3.   Pa. R.A.P. 1514 provides, in relevant part:(a) Filing with the prothonotary.   The petition for review, with proof of service required by Subdivision (c) of this rule, shall be filed with the prothonotary of the appellate court in person or by first class or certified mail.If the petition for review is filed by first class or certified mail, the petition shall be deemed received by the prothonotary for the purposes of Rule 121(a) (filing) on the date deposited in the United States mail, as stamped by post office personnel on a U.S. Postal Service Form 3817, certificate of mailing, or U.S. Postal Service Form 3800.   The certificate of mailing shall show the docket number of the matter in the government unit, and shall be either enclosed with the petition or separately mailed to the prothonotary.
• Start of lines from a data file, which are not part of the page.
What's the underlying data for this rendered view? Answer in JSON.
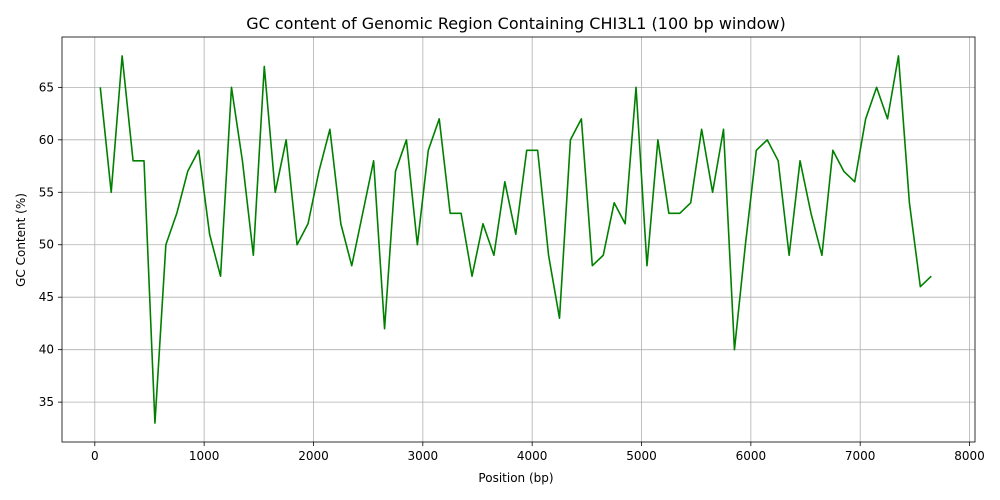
{
  "chart_data": {
    "type": "line",
    "title": "GC content of Genomic Region Containing CHI3L1 (100 bp window)",
    "xlabel": "Position (bp)",
    "ylabel": "GC Content (%)",
    "xlim": [
      -300,
      8050
    ],
    "ylim": [
      31.2,
      69.8
    ],
    "xticks": [
      0,
      1000,
      2000,
      3000,
      4000,
      5000,
      6000,
      7000,
      8000
    ],
    "yticks": [
      35,
      40,
      45,
      50,
      55,
      60,
      65
    ],
    "grid": true,
    "line_color": "#008000",
    "series": [
      {
        "x": [
          50,
          150,
          250,
          350,
          450,
          550,
          650,
          750,
          850,
          950,
          1050,
          1150,
          1250,
          1350,
          1450,
          1550,
          1650,
          1750,
          1850,
          1950,
          2050,
          2150,
          2250,
          2350,
          2450,
          2550,
          2650,
          2750,
          2850,
          2950,
          3050,
          3150,
          3250,
          3350,
          3450,
          3550,
          3650,
          3750,
          3850,
          3950,
          4050,
          4150,
          4250,
          4350,
          4450,
          4550,
          4650,
          4750,
          4850,
          4950,
          5050,
          5150,
          5250,
          5350,
          5450,
          5550,
          5650,
          5750,
          5850,
          5950,
          6050,
          6150,
          6250,
          6350,
          6450,
          6550,
          6650,
          6750,
          6850,
          6950,
          7050,
          7150,
          7250,
          7350,
          7450,
          7550,
          7650
        ],
        "values": [
          65,
          55,
          68,
          58,
          58,
          33,
          50,
          53,
          57,
          59,
          51,
          47,
          65,
          58,
          49,
          67,
          55,
          60,
          50,
          52,
          57,
          61,
          52,
          48,
          53,
          58,
          42,
          57,
          60,
          50,
          59,
          62,
          53,
          53,
          47,
          52,
          49,
          56,
          51,
          59,
          59,
          49,
          43,
          60,
          62,
          48,
          49,
          54,
          52,
          65,
          48,
          60,
          53,
          53,
          54,
          61,
          55,
          61,
          40,
          50,
          59,
          60,
          58,
          49,
          58,
          53,
          49,
          59,
          57,
          56,
          62,
          65,
          62,
          68,
          54,
          46,
          47
        ]
      }
    ]
  }
}
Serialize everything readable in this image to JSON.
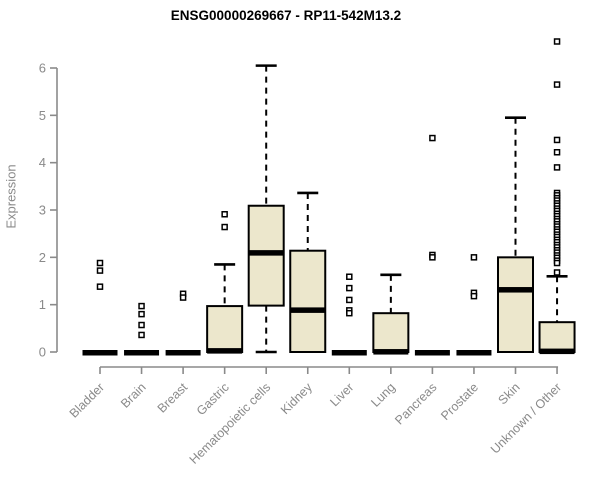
{
  "window": {
    "background": "#ffffff"
  },
  "chart_data": {
    "type": "boxplot",
    "title": "ENSG00000269667 - RP11-542M13.2",
    "ylabel": "Expression",
    "xlabel": "",
    "grid": false,
    "legend": null,
    "y_axis": {
      "min": 0,
      "max": 6,
      "ticks": [
        0,
        1,
        2,
        3,
        4,
        5,
        6
      ]
    },
    "categories": [
      "Bladder",
      "Brain",
      "Breast",
      "Gastric",
      "Hematopoietic cells",
      "Kidney",
      "Liver",
      "Lung",
      "Pancreas",
      "Prostate",
      "Skin",
      "Unknown / Other"
    ],
    "boxes": [
      {
        "category": "Bladder",
        "low": 0,
        "q1": 0,
        "median": 0,
        "q3": 0,
        "high": 0,
        "outliers": [
          1.88,
          1.72,
          1.38
        ]
      },
      {
        "category": "Brain",
        "low": 0,
        "q1": 0,
        "median": 0,
        "q3": 0,
        "high": 0,
        "outliers": [
          0.97,
          0.8,
          0.57,
          0.36
        ]
      },
      {
        "category": "Breast",
        "low": 0,
        "q1": 0,
        "median": 0,
        "q3": 0,
        "high": 0,
        "outliers": [
          1.23,
          1.15
        ]
      },
      {
        "category": "Gastric",
        "low": 0,
        "q1": 0,
        "median": 0.04,
        "q3": 0.97,
        "high": 1.85,
        "outliers": [
          2.91,
          2.64
        ]
      },
      {
        "category": "Hematopoietic cells",
        "low": 0,
        "q1": 0.98,
        "median": 2.11,
        "q3": 3.09,
        "high": 6.05,
        "outliers": []
      },
      {
        "category": "Kidney",
        "low": 0,
        "q1": 0,
        "median": 0.9,
        "q3": 2.14,
        "high": 3.36,
        "outliers": []
      },
      {
        "category": "Liver",
        "low": 0,
        "q1": 0,
        "median": 0,
        "q3": 0,
        "high": 0,
        "outliers": [
          1.59,
          1.35,
          1.1,
          0.88,
          0.82
        ]
      },
      {
        "category": "Lung",
        "low": 0,
        "q1": 0,
        "median": 0.02,
        "q3": 0.82,
        "high": 1.63,
        "outliers": []
      },
      {
        "category": "Pancreas",
        "low": 0,
        "q1": 0,
        "median": 0,
        "q3": 0,
        "high": 0,
        "outliers": [
          4.52,
          2.05,
          2.0
        ]
      },
      {
        "category": "Prostate",
        "low": 0,
        "q1": 0,
        "median": 0,
        "q3": 0,
        "high": 0,
        "outliers": [
          2.0,
          1.25,
          1.18
        ]
      },
      {
        "category": "Skin",
        "low": 0,
        "q1": 0,
        "median": 1.33,
        "q3": 2.0,
        "high": 4.95,
        "outliers": []
      },
      {
        "category": "Unknown / Other",
        "low": 0,
        "q1": 0,
        "median": 0.03,
        "q3": 0.63,
        "high": 1.6,
        "outliers": [
          6.56,
          5.65,
          4.48,
          4.22,
          3.9,
          3.36,
          3.31,
          3.25,
          3.2,
          3.14,
          3.09,
          3.03,
          2.98,
          2.92,
          2.87,
          2.81,
          2.76,
          2.7,
          2.65,
          2.59,
          2.54,
          2.48,
          2.43,
          2.37,
          2.32,
          2.26,
          2.21,
          2.15,
          2.1,
          2.04,
          1.99,
          1.93,
          1.88,
          1.68
        ]
      }
    ],
    "colors": {
      "box_fill": "#ECE7CC",
      "box_border": "#000000",
      "median": "#000000",
      "whisker": "#000000",
      "outlier_border": "#000000",
      "outlier_fill": "#ffffff",
      "axis": "#8a8a8a",
      "axis_text": "#8a8a8a",
      "title": "#000000"
    }
  }
}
4.   Pa. R.A.P. 1513(d) provides that:An appellate jurisdiction petition for review shall contain:  (1) a statement of the basis for the jurisdiction of the court;  (2) the names of the party or person seeking review;  (3) the name of the government unit that made the order or other determination sought to be reviewed;  (4) reference to the order or other determination sought to be reviewed, including the date the order or other determination was entered;  (5) a general statement of the objections to the order or other determination;  and (6) a short statement of the relief sought.   A copy of the order or other determination to be reviewed shall be attached to the petition for review as an exhibit.   The statement of objections will be deemed to include every subsidiary question fairly comprised therein.   No notice to plead or verification is necessary.In contrast, a notice of appeal has no requirements relating to the substance of the appeal.   See Pa. R.A.P. 904.
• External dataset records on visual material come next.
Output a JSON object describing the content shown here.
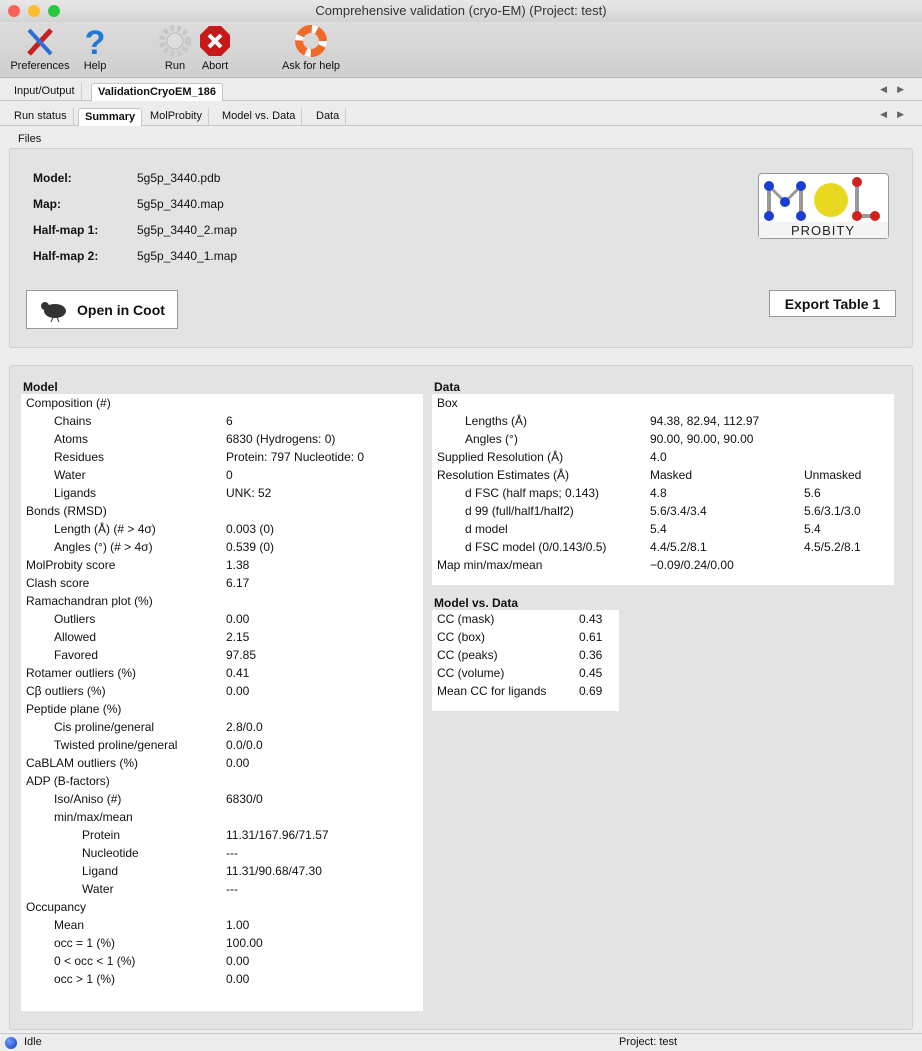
{
  "window": {
    "title": "Comprehensive validation (cryo-EM) (Project: test)"
  },
  "toolbar": {
    "preferences": "Preferences",
    "help": "Help",
    "run": "Run",
    "abort": "Abort",
    "ask": "Ask for help"
  },
  "tabs": [
    "Input/Output",
    "ValidationCryoEM_186"
  ],
  "subtabs": [
    "Run status",
    "Summary",
    "MolProbity",
    "Model vs. Data",
    "Data"
  ],
  "files": {
    "section": "Files",
    "rows": [
      [
        "Model:",
        "5g5p_3440.pdb"
      ],
      [
        "Map:",
        "5g5p_3440.map"
      ],
      [
        "Half-map 1:",
        "5g5p_3440_2.map"
      ],
      [
        "Half-map 2:",
        "5g5p_3440_1.map"
      ]
    ],
    "coot": "Open in Coot",
    "export": "Export Table 1",
    "logo": "MolProbity"
  },
  "model": {
    "title": "Model",
    "rows": [
      [
        0,
        "Composition (#)",
        ""
      ],
      [
        1,
        "Chains",
        "6"
      ],
      [
        1,
        "Atoms",
        "6830 (Hydrogens: 0)"
      ],
      [
        1,
        "Residues",
        "Protein: 797 Nucleotide: 0"
      ],
      [
        1,
        "Water",
        "0"
      ],
      [
        1,
        "Ligands",
        "UNK: 52"
      ],
      [
        0,
        "Bonds (RMSD)",
        ""
      ],
      [
        1,
        "Length (Å) (# > 4σ)",
        "0.003 (0)"
      ],
      [
        1,
        "Angles (°) (# > 4σ)",
        "0.539 (0)"
      ],
      [
        0,
        "MolProbity score",
        "1.38"
      ],
      [
        0,
        "Clash score",
        "6.17"
      ],
      [
        0,
        "Ramachandran plot (%)",
        ""
      ],
      [
        1,
        "Outliers",
        "0.00"
      ],
      [
        1,
        "Allowed",
        "2.15"
      ],
      [
        1,
        "Favored",
        "97.85"
      ],
      [
        0,
        "Rotamer outliers (%)",
        "0.41"
      ],
      [
        0,
        "Cβ outliers (%)",
        "0.00"
      ],
      [
        0,
        "Peptide plane (%)",
        ""
      ],
      [
        1,
        "Cis proline/general",
        "2.8/0.0"
      ],
      [
        1,
        "Twisted proline/general",
        "0.0/0.0"
      ],
      [
        0,
        "CaBLAM outliers (%)",
        "0.00"
      ],
      [
        0,
        "ADP (B-factors)",
        ""
      ],
      [
        1,
        "Iso/Aniso (#)",
        "6830/0"
      ],
      [
        1,
        "min/max/mean",
        ""
      ],
      [
        2,
        "Protein",
        "11.31/167.96/71.57"
      ],
      [
        2,
        "Nucleotide",
        "---"
      ],
      [
        2,
        "Ligand",
        "11.31/90.68/47.30"
      ],
      [
        2,
        "Water",
        "---"
      ],
      [
        0,
        "Occupancy",
        ""
      ],
      [
        1,
        "Mean",
        "1.00"
      ],
      [
        1,
        "occ = 1 (%)",
        "100.00"
      ],
      [
        1,
        "0 < occ < 1 (%)",
        "0.00"
      ],
      [
        1,
        "occ > 1 (%)",
        "0.00"
      ]
    ]
  },
  "data": {
    "title": "Data",
    "rows": [
      [
        0,
        "Box",
        "",
        ""
      ],
      [
        1,
        "Lengths (Å)",
        "94.38, 82.94, 112.97",
        ""
      ],
      [
        1,
        "Angles (°)",
        "90.00, 90.00, 90.00",
        ""
      ],
      [
        0,
        "Supplied Resolution (Å)",
        "4.0",
        ""
      ],
      [
        0,
        "Resolution Estimates (Å)",
        "Masked",
        "Unmasked"
      ],
      [
        1,
        "d FSC (half maps; 0.143)",
        "4.8",
        "5.6"
      ],
      [
        1,
        "d 99 (full/half1/half2)",
        "5.6/3.4/3.4",
        "5.6/3.1/3.0"
      ],
      [
        1,
        "d model",
        "5.4",
        "5.4"
      ],
      [
        1,
        "d FSC model (0/0.143/0.5)",
        "4.4/5.2/8.1",
        "4.5/5.2/8.1"
      ],
      [
        0,
        "Map min/max/mean",
        "−0.09/0.24/0.00",
        ""
      ]
    ]
  },
  "mvd": {
    "title": "Model vs. Data",
    "rows": [
      [
        "CC (mask)",
        "0.43"
      ],
      [
        "CC (box)",
        "0.61"
      ],
      [
        "CC (peaks)",
        "0.36"
      ],
      [
        "CC (volume)",
        "0.45"
      ],
      [
        "Mean CC for ligands",
        "0.69"
      ]
    ]
  },
  "status": {
    "state": "Idle",
    "project": "Project: test"
  }
}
5.   210 Pa.Code § 67.13 provides:(a) Upon receipt by the chief clerk from a pro se party of a written communication which evidences an intention to appeal, the chief clerk shall timestamp the writing with the date of receipt.   The chief clerk shall advise the party by letter:(1) As to the procedures necessary to perfect the appeal.(2) That the date of receipt of the pro se communication will be preserved as the date of filing of the appeal, on condition that the party files a proper petition for review within 30 days of the date of the letter from the chief clerk.   If the party fails to file a proper petition for review within that period, the chief clerk shall advise the party by letter that the court will take no further action in the matter.(b) Upon receipt by the chief clerk of a notice of appeal in cases in which a petition for review is the proper appeal document, the chief clerk shall time-stamp the notice of appeal with the date of receipt and the court shall forthwith enter an order giving the party 30 days to file a petition for review and indicating that the failure to do so will result in the dismissal of the appeal.

6.   This Court's scope of review is limited to determining whether constitutional rights have been violated, an error of law has been committed or whether findings of fact are supported by substantial evidence.  Frigm v. Unemployment Compensation Board of Review, 164 Pa.Cmwlth. 282, 642 A.2d 629 (1994).

7.   Section 506 of the Unemployment Compensation Law, 43 P.S. § 826, provides:“The department and the board shall have power to issue summons or subpoenas to compel the attendance of witnesses and the production of ․ papers ․ and other records deemed necessary as evidence in connection with a disputed claim[.]”34 Pa.Code § 101.31 provides that “[t]he issuance of subpoenas to compel the attendance of witnesses and the production of books, papers, correspondence, memoranda and other records and documents, may be obtained on application to the Board, referee, or at any local employment office.”

8.   Because we have vacated the decision based on this issue, we will not address the other issues Claimant raised.


Judge SMITH-RIBNER did not participate in the decision in this case. Judge FRIEDMAN concurs in the result only.